Hujan turun sejak pagi, menampar jendela rumah tua di sudut kampung. Di dapur sempit yang temaram, Dinda duduk sendirian, memandangi sepotong roti bakar yang masih hangat di piring usang bergambar bunga mawar.
"Masih ingat, Ma?" bisiknya pelan, padahal tak ada siapa pun di sana.
Dulu, setiap hujan datang, ibunya selalu membuatkan roti bakar dengan taburan keju dan meses. Roti itu bukan sekadar makanan—itu pelukan di kala dingin, penghapus air mata setelah dimarahi guru, dan semangat di pagi hari ketika Dinda ingin menyerah.
Namun kini, ibu hanya tinggal nama di batu nisan yang basah oleh rintik hujan.
Dinda menggenggam cangkir teh hangat yang sudah mulai mendingin. Usianya baru 17, tapi hatinya terasa lebih tua. Sejak ibu pergi dua bulan lalu karena kecelakaan, semuanya berubah. Ayah jadi lebih pendiam. Rumah lebih sunyi. Dan pagi-pagi terasa berat.
Ia menatap roti itu lagi. Harusnya ia makan. Tapi tenggorokannya seperti tertutup kabut.
Lalu suara pintu depan berderit.
Ayah muncul, membawa payung basah dan jaket yang kuyup. Ia melepaskan sepatunya perlahan, kemudian memandang Dinda yang masih diam di kursi kayu.
"Ayah beli keju... yang kamu suka," katanya lirih, sembari mengeluarkan sebungkus plastik kecil dari tas belanja.
Dinda menggigit bibirnya. Matanya panas. Hatinya gemetar.
"Ayah... bikin roti bakar, yuk," ujarnya akhirnya, suaranya serak menahan tangis.
Ayah tersenyum.
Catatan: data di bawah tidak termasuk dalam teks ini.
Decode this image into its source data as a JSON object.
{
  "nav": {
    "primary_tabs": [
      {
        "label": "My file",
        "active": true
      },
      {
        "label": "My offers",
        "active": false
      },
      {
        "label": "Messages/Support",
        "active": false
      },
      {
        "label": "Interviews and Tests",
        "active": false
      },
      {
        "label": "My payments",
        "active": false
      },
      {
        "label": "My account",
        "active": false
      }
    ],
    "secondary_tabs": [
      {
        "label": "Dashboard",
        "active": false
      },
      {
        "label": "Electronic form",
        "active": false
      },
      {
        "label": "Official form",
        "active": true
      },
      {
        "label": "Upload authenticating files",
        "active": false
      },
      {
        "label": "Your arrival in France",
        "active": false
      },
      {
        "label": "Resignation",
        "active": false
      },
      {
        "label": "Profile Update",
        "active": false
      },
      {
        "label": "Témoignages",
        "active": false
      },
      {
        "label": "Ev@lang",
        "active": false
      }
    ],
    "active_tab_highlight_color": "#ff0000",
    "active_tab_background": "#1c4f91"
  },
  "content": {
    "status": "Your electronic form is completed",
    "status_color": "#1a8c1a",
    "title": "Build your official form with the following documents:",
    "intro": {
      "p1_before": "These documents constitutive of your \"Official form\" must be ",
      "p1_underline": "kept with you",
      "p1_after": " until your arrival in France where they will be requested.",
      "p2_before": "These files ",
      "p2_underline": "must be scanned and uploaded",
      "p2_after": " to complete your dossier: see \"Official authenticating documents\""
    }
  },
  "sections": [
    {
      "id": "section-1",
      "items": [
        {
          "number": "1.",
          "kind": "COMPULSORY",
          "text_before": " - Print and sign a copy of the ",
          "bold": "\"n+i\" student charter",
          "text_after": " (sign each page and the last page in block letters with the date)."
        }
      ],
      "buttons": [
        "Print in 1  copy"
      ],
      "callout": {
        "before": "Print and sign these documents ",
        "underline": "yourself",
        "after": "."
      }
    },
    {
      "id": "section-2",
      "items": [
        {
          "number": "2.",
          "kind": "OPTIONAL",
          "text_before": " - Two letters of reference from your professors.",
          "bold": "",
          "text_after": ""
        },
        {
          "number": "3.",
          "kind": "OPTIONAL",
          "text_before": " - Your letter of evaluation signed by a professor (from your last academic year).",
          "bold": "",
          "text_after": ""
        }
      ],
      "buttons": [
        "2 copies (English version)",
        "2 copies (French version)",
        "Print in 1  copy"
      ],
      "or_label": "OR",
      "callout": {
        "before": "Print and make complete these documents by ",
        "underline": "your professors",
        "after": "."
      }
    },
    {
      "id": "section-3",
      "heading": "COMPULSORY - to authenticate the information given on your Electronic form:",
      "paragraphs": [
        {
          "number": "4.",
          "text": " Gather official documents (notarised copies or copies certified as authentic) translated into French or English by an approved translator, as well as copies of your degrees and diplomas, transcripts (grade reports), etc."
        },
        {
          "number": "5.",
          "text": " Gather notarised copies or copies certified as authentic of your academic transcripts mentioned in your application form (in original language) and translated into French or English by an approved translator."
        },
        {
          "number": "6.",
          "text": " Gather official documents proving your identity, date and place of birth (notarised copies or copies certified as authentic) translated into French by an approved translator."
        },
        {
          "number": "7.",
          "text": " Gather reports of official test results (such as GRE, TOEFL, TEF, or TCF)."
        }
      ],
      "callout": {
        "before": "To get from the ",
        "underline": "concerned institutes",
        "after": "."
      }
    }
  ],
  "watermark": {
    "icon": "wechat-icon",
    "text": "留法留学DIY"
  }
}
Jarang sekali ia tersenyum sekarang.
Mereka tak banyak bicara setelah itu. Tapi ketika roti mulai menghitam di atas teflon, dan aroma manis keju dan mentega menyebar di dapur, seolah ada yang kembali hadir di sana.
Bukan sosoknya. Tapi kehangatan yang ia tinggalkan.
Di tengah hujan, di balik kehilangan, sepotong roti bakar kembali menyatukan dua hati yang patah.